C'était sur je-ne-sais plus quel blog ou webzine français, un billet amusant qui listait les pré-requis de la crédibilité rock, les conditions que tout amateur se devait de remplir pour être respecté par ses pairs. L'un des éléments clés de la liste, c'était l'impératif de la transgression. Pour impressionner ses amis, tout autant que pour démontrer son ouverture d'esprit, il fallait savoir avouer un plaisir coupable, déclarer aimer tel ou tel artiste douteux, après, bien sûr, avoir étalé des goûts plus légitimes et démontré que l'on était avant tout un connaisseur.

LYNYRD SKYNYRD - Pronounced Leh-Nerd Skin-Nerd

Eh bien, pour moi, cette référence transgressive, c'est Lynyrd Skynyrd, et plus particulièrement Pronounced Leh-Nerd Skin-Nerd. D'accord, ce n'est pas un disque honteux pour tout le monde. Même si Second Helping, son successeur, lui est souvent préféré, le premier album du fameux groupe sudiste figure en bonne place dans le panthéon classic rock. Mais quand on vient d'une tradition plus new wave ou indé, bref, plus récente, aimer ces bouseux ne coule pas de source.

Jugez plutôt, et rien qu'avec la pochette, cette bande de rednecks à pattes d'éph' et aux cheveux longs posant dans la rue triste d'un patelin de Géorgie, façon caïds et outres à bière d'une bourgade de campagne, avec en plus, top du top, cet éclair en arrière-plan. Ecoutez donc ce hard rock terrien, sentant l'alcool fort, et nourri par les musiques de l'Amérique profonde. Ajoutez à cela le régionalisme sudiste de ces Floridiens d'origine, qui n'hésitaient pas à arborer le drapeau confédéré en concert, et se trainaient un public qui flirtait allègrement avec le racisme. Et vous sembliez rapidement vous retrouver avec des gens peu fréquentables.

Mais sur cet album, le groupe s'essaie à une diversité de styles d'autant plus impressionnante qu'il excelle dans tous : country ("Mississipi Kid"), boogie, riff stoniens ("Gimme Three Steps") et blues emprunté aux voisins noirs ("Things Goin' On"). A bien écouter Pronounced Leh-Nerd Skin-Nerd, on note aussi que Ronnie Van Zant, ce péquenaud, a été une redoutable songwriter. Enfin, en plus de titres bourrins, le sextet sait concocter de magnifiques morceaux longs, posés et contemplatifs, comme ce "Tuesday's Gone" à vous arracher des larmes, avec même un mellotron dedans, en plus du piano et des guitares. Comme aussi ce splendide "Simple Man".

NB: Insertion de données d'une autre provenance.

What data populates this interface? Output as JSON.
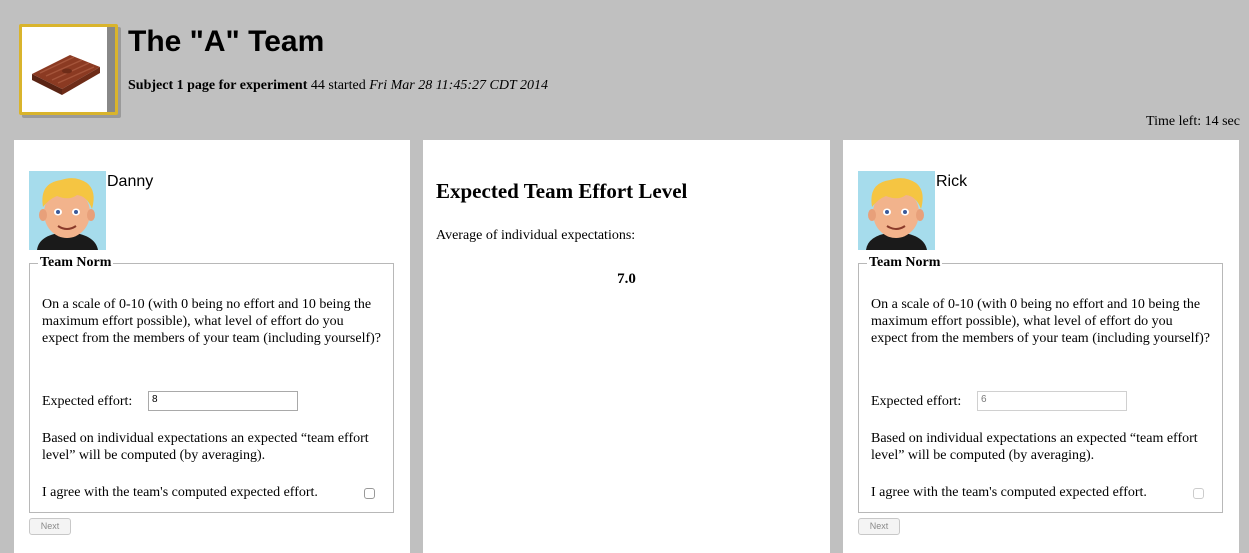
{
  "header": {
    "title": "The \"A\" Team",
    "subtitle_bold": "Subject 1 page for experiment",
    "subtitle_plain": " 44 started ",
    "subtitle_italic": "Fri Mar 28 11:45:27 CDT 2014",
    "time_left": "Time left: 14 sec"
  },
  "left_panel": {
    "name": "Danny",
    "legend": "Team Norm",
    "question": "On a scale of 0-10 (with 0 being no effort and 10 being the maximum effort possible), what level of effort do you expect from the members of your team (including yourself)?",
    "effort_label": "Expected effort:",
    "effort_value": "8",
    "note": "Based on individual expectations an expected “team effort level” will be computed (by averaging).",
    "agree_label": "I agree with the team's computed expected effort.",
    "agree_checked": false,
    "next_label": "Next"
  },
  "middle_panel": {
    "title": "Expected Team Effort Level",
    "subtitle": "Average of individual expectations:",
    "value": "7.0"
  },
  "right_panel": {
    "name": "Rick",
    "legend": "Team Norm",
    "question": "On a scale of 0-10 (with 0 being no effort and 10 being the maximum effort possible), what level of effort do you expect from the members of your team (including yourself)?",
    "effort_label": "Expected effort:",
    "effort_value": "6",
    "note": "Based on individual expectations an expected “team effort level” will be computed (by averaging).",
    "agree_label": "I agree with the team's computed expected effort.",
    "agree_checked": false,
    "next_label": "Next"
  }
}
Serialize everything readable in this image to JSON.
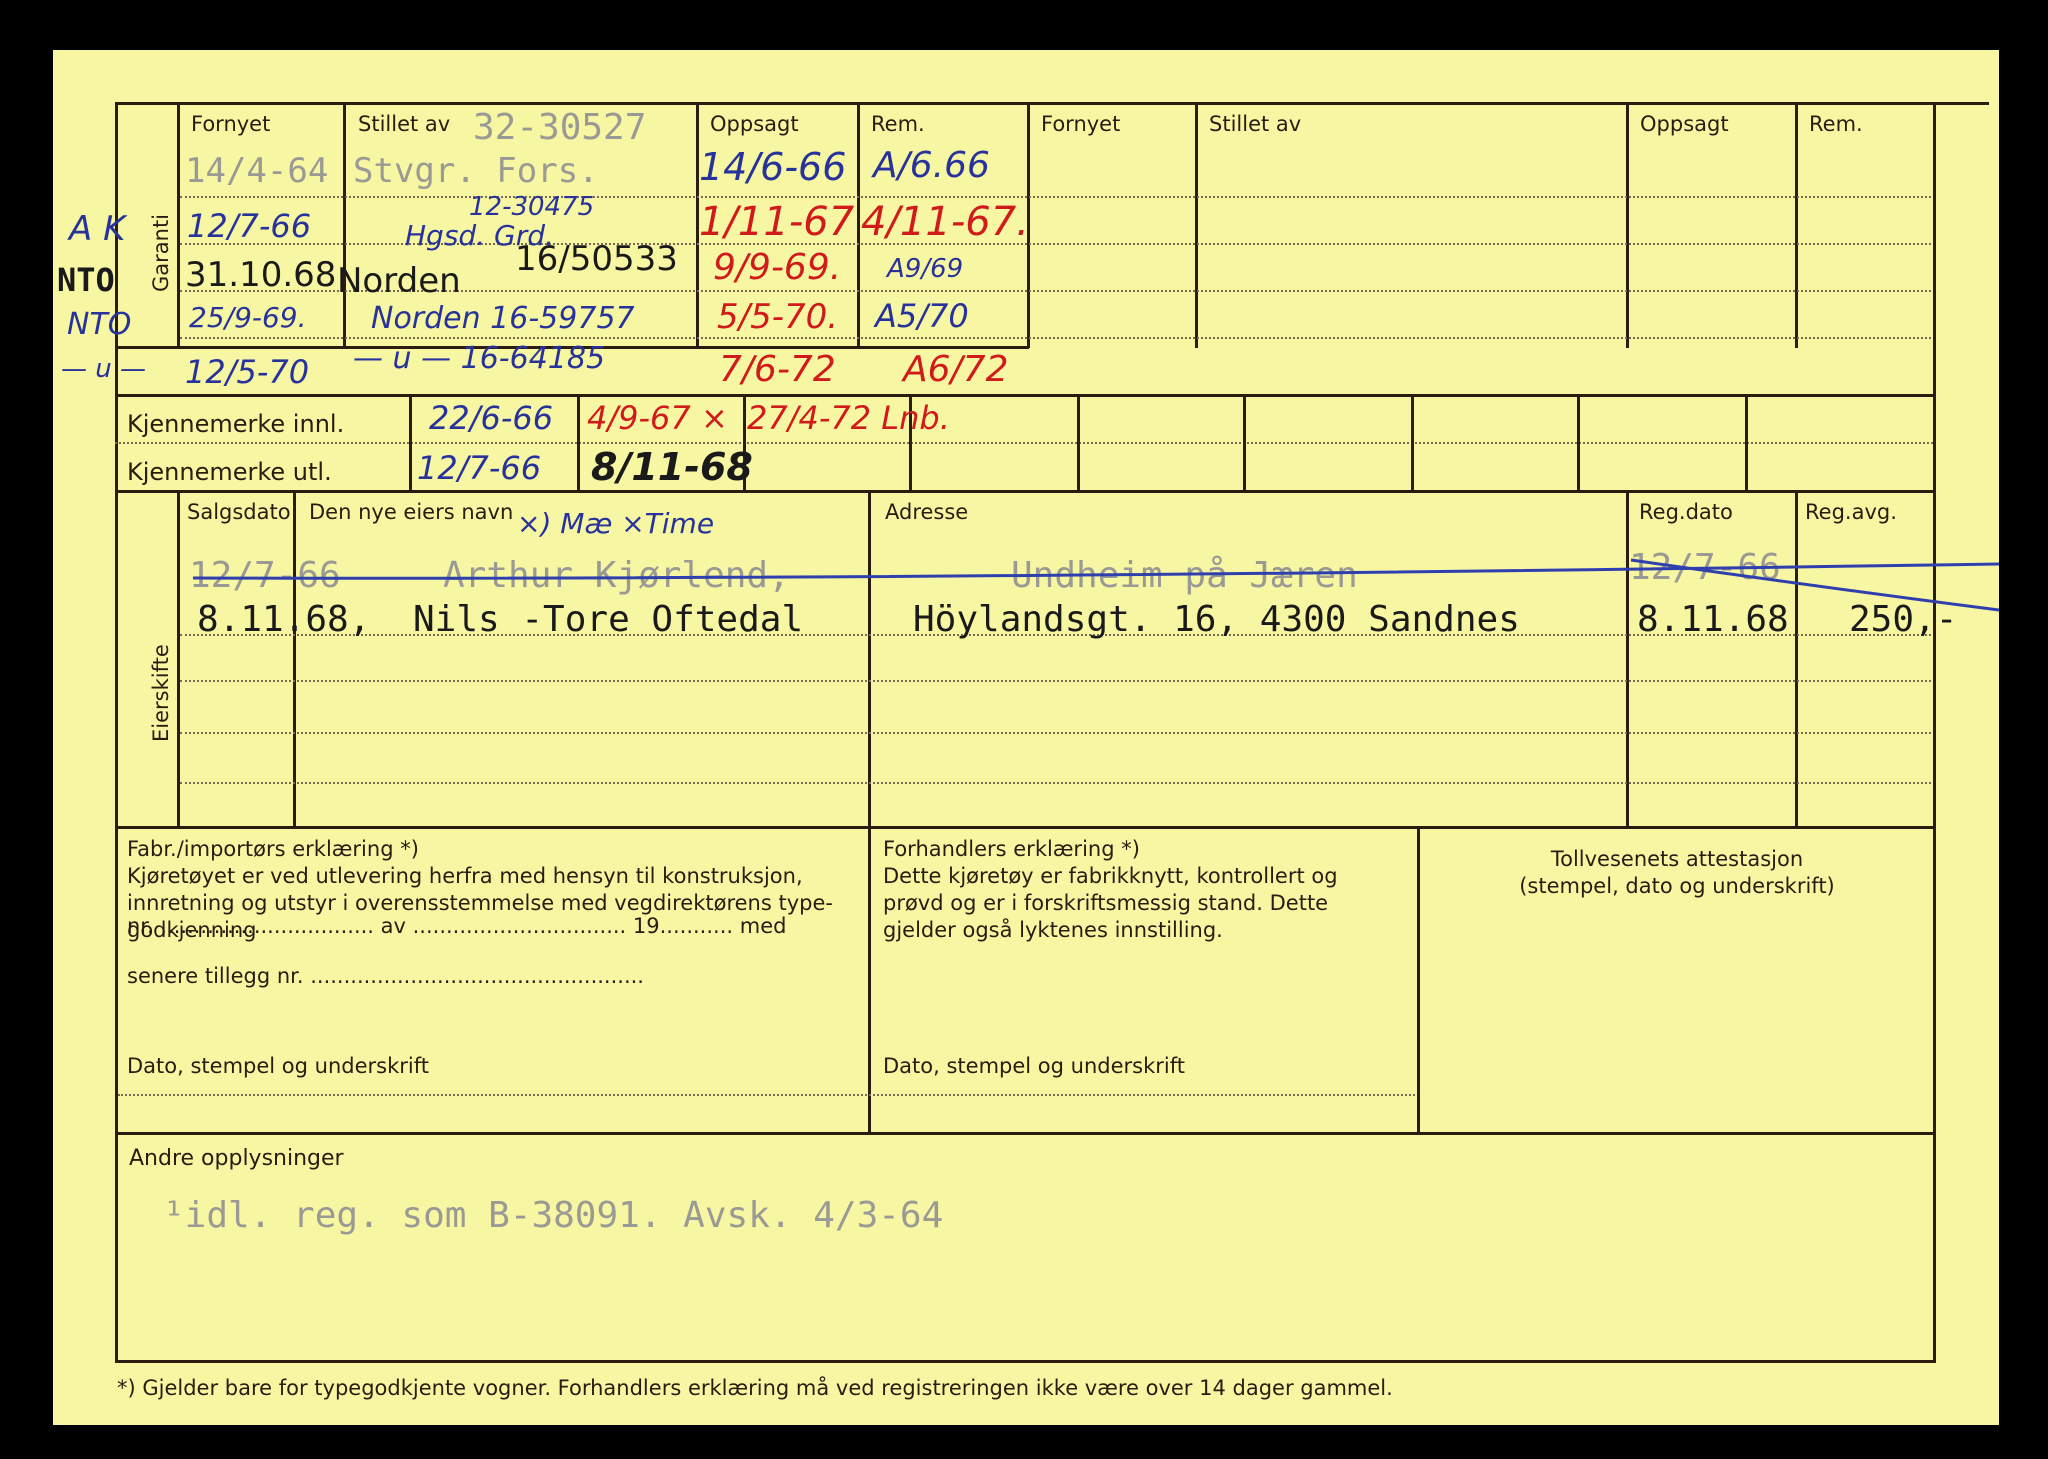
{
  "header": {
    "left": {
      "fornyet": "Fornyet",
      "stillet_av": "Stillet av",
      "oppsagt": "Oppsagt",
      "rem": "Rem."
    },
    "right": {
      "fornyet": "Fornyet",
      "stillet_av": "Stillet av",
      "oppsagt": "Oppsagt",
      "rem": "Rem."
    },
    "garanti": "Garanti"
  },
  "margin_notes": [
    "A K",
    "NTO",
    "NTO",
    "— u —"
  ],
  "policy_number_top": "32-30527",
  "guarantees": [
    {
      "fornyet": "14/4-64",
      "stillet_av": "Stvgr. Fors.",
      "oppsagt": "14/6-66",
      "rem": "A/6.66"
    },
    {
      "fornyet": "12/7-66",
      "policy": "12-30475",
      "stillet_av": "Hgsd. Grd.",
      "oppsagt": "1/11-67",
      "rem": "4/11-67."
    },
    {
      "fornyet": "31.10.68",
      "stillet_av": "Norden",
      "policy": "16/50533",
      "oppsagt": "9/9-69.",
      "rem": "A9/69"
    },
    {
      "fornyet": "25/9-69.",
      "stillet_av": "Norden 16-59757",
      "oppsagt": "5/5-70.",
      "rem": "A5/70"
    },
    {
      "fornyet": "12/5-70",
      "stillet_av": "— u — 16-64185",
      "oppsagt": "7/6-72",
      "rem": "A6/72"
    }
  ],
  "plates": {
    "innl_label": "Kjennemerke innl.",
    "utl_label": "Kjennemerke utl.",
    "innl": [
      "22/6-66",
      "4/9-67 ×",
      "27/4-72 Lnb."
    ],
    "utl": [
      "12/7-66",
      "8/11-68"
    ]
  },
  "eierskifte": {
    "side_label": "Eierskifte",
    "headers": {
      "salgsdato": "Salgsdato",
      "navn": "Den nye eiers navn",
      "adresse": "Adresse",
      "reg_dato": "Reg.dato",
      "reg_avg": "Reg.avg."
    },
    "annotation": "×) Mæ ×Time",
    "rows": [
      {
        "salgsdato": "12/7-66",
        "navn": "Arthur Kjørlend,",
        "adresse": "Undheim på Jæren",
        "reg_dato": "12/7-66",
        "reg_avg": ""
      },
      {
        "salgsdato": "8.11.68,",
        "navn": "Nils -Tore Oftedal",
        "adresse": "Höylandsgt. 16, 4300 Sandnes",
        "reg_dato": "8.11.68",
        "reg_avg": "250,-"
      }
    ]
  },
  "declarations": {
    "fabr": {
      "title": "Fabr./importørs erklæring *)",
      "text": "Kjøretøyet er ved utlevering herfra med hensyn til konstruksjon, innretning og utstyr i overensstemmelse med vegdirektørens type­godkjenning",
      "line1": "nr. ................................ av ................................ 19........... med",
      "line2": "senere tillegg nr. ..................................................",
      "sign": "Dato, stempel og underskrift"
    },
    "forhandler": {
      "title": "Forhandlers erklæring *)",
      "text": "Dette kjøretøy er fabrikknytt, kontrollert og prøvd og er i forskriftsmessig stand. Dette gjelder også lyktenes innstilling.",
      "sign": "Dato, stempel og underskrift"
    },
    "toll": {
      "title": "Tollvesenets attestasjon",
      "sub": "(stempel, dato og underskrift)"
    }
  },
  "andre": {
    "label": "Andre opplysninger",
    "text": "¹idl. reg. som B-38091. Avsk. 4/3-64"
  },
  "footnote": "*)  Gjelder bare for typegodkjente vogner.  Forhandlers erklæring må ved registreringen ikke være over 14 dager gammel."
}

Cet album se termine par un tour de force, ce "Free Bird" archi-classique long de neuf minutes, dédiée à Duane Allman (fondateur alors récemment décédé des Allman Brothers, l'autre grand groupe du Sud), et construit en deux parties, l'une mélancolique et chantée, et l'autre instrumentale, faite des mémorables attaques simultanées de trois guitares ; c'est un de ces titres à la "(I Can't Get No) Satisfaction" ou, comparaison plus habituelle, "Stairway to Heaven", tellement entendu et sur-entendu qu'on ne sait plus s'il est génial ou insupportable, à moins de l'écouter clore de façon idéale ce disque, le meilleur et l'aboutissement même du rock sudiste.